Here’s how Chrissy Melin approached Instagram Reels for marketing. Chrissy is a home décor influencer with 50k+ followers at homewithchrissym,
Chrissy does DIY projects on Reels, using on-screen text for instructions and details about the project. Her Reels feature quick clips of her designs or projects that fade into each other, with chill background music and just enough text to make a point before the next clips begins. Then she teases more content at the end – all in 15 seconds. Music is important, she said.
“You definitely have to pick something that is trending but not overly saturated, something up and coming. You have to have your finger on a lot of different pulses,” she said.

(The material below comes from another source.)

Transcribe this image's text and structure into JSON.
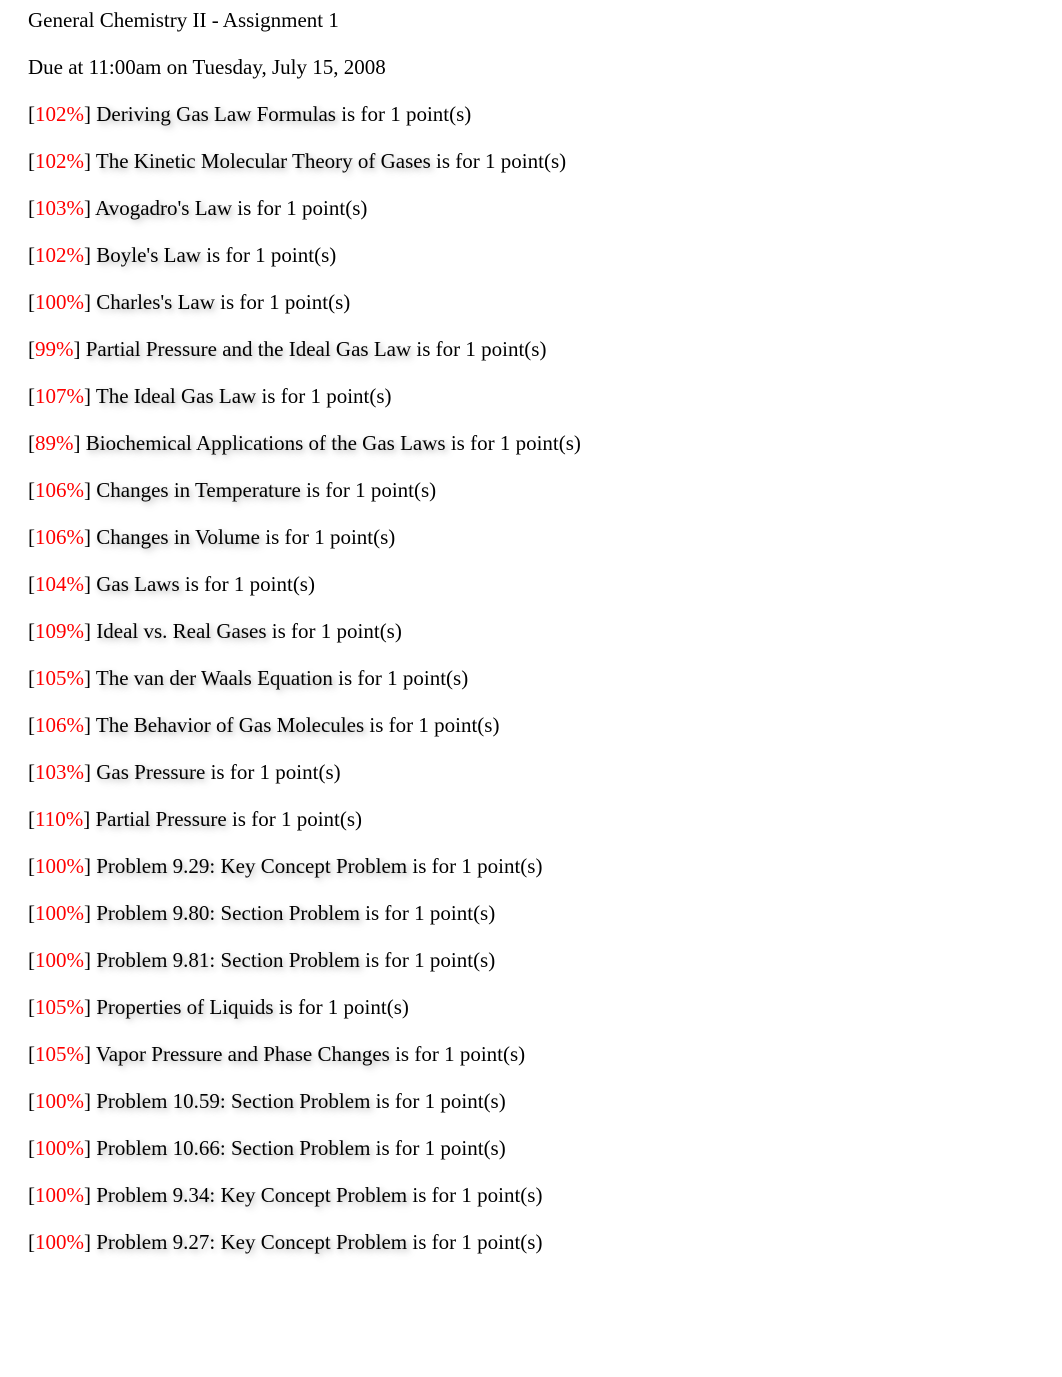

Instagram has a huge library of music styles to choose from.
Watching other Reels is important, too.
“You’re constantly learning because (Reels) is constantly evolving. You’ve got to pay attention to small accounts and big accounts,” she said.
When watching what others are doing, look for aspects of the Reel such as:
- The length of the Reel
- The song choice
- How much text was used
- The placement of the text (centered, off to the left?)
“All those little things really do matter,” Chrissy said.
Chrissy is self-taught at editing her Reels, but if you Google “freelance social media video editors,” you’ll find hundreds of people available to help make your videos stand out from the crowd.
Instagram Reels marketing for you
Remember those two seconds for grabbing a potential customer’s attention? It doesn’t seem long enough, but, according to Nielsen, in two seconds:
- 38% of people can recall a brand
- 25% already have purchase intent
If you’re not using video yet, consider this: 84% of consumers say they’re more compelled to purchase after watching a video, according to Wyzowl’s 2022 Video Marketing Statistics report. Keep in mind, many consumers today don’t expect high-end production value for small business video content. (Thank all those short-form apps for that).